Lee Daniel Crocker wrote:
Proposed solution: Let's create a standardized file format (probably something XML-ish) for storing the information contained in a wiki. All the text, revisions, meta-data, and so on would be stored in a well-defined format, so that, for example, upgrading the wiki software (from any version to any other--no need to do one at a time!) could be done by exporting the wiki into this format and then importing it into the new installation. The export format would be publishable
It sounds so easy. But would you accept this procedure if it requires that Wikipedia is unavailable or read-only for one hour? for one day? for one week? The conversion time should be a design requirement.
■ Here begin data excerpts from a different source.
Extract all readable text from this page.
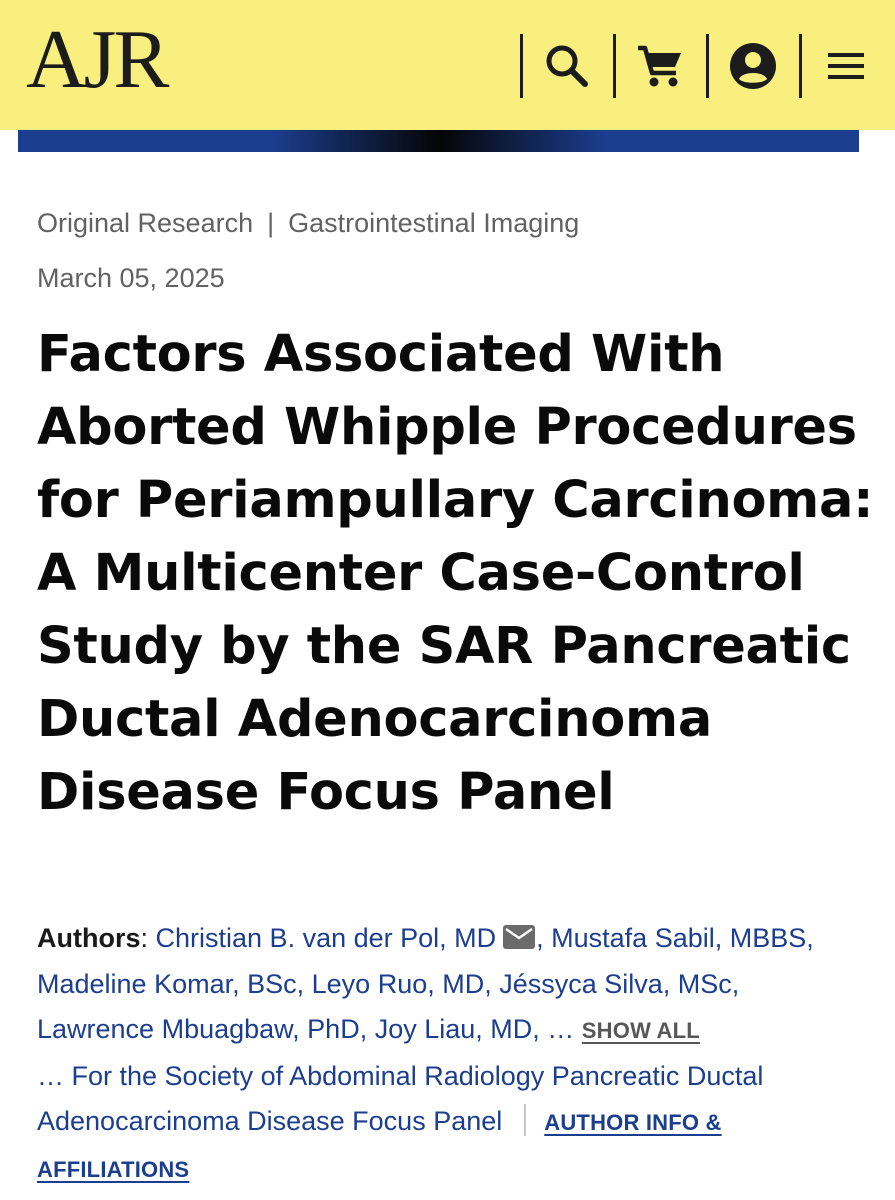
AJR
Original Research | Gastrointestinal Imaging
March 05, 2025
Factors Associated With Aborted Whipple Procedures for Periampullary Carcinoma: A Multicenter Case-Control Study by the SAR Pancreatic Ductal Adenocarcinoma Disease Focus Panel
Authors: Christian B. van der Pol, MD , Mustafa Sabil, MBBS, Madeline Komar, BSc, Leyo Ruo, MD, Jéssyca Silva, MSc, Lawrence Mbuagbaw, PhD, Joy Liau, MD, … SHOW ALL
… For the Society of Abdominal Radiology Pancreatic Ductal Adenocarcinoma Disease Focus Panel AUTHOR INFO & AFFILIATIONS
My experience is that software bandwidth (and sometimes hardware bandwidth) is the limit. The dump will be X bytes big, and the export/import procedures will pump at most Y bytes/second, making the whole procedure take X/Y seconds to complete. If you get acceptable numbers for the Estonian Wikipedia (say, 23 minutes), it will come as a surprise that the English is so many times bigger (say, 3 days). You might also get an error (hardware problem, power outage, whatever) after 75 % of the work is completed, and need to restart it.
XML is very good at making X bigger, and doesn't help increasing Y. Already after a short introduction, everybody calls themselves an expert in designing an XML DTD, but who cares to tweak the performance of the interface procedures? How do you become an expert before having tried this several times?
Quoting myself from [[meta:MediaWiki_architecture]]:
"As of February 2005, the "cur" table of the English Wikipedia holds 3 GB data and 500 MB index (download as 500 MB compressed dump) while the "old" table holds 80 GB data and 3 GB index (download as 29 GB compressed dump)."
Assuming these sizes would be the same for an XML dump (ROTFL) and that export/import could be done at 1 MB/second (optimistic), this is 3500 seconds or about one hour for the "cur" table and 83,000 seconds or close to 24 hours for the "old" table. And this is for the sizes of February 2005, not for May 2005 or July 2008. You do the math.
Not converting the database is the fastest way to cut conversion time. Perhaps you can live with the legacy format? Consider it.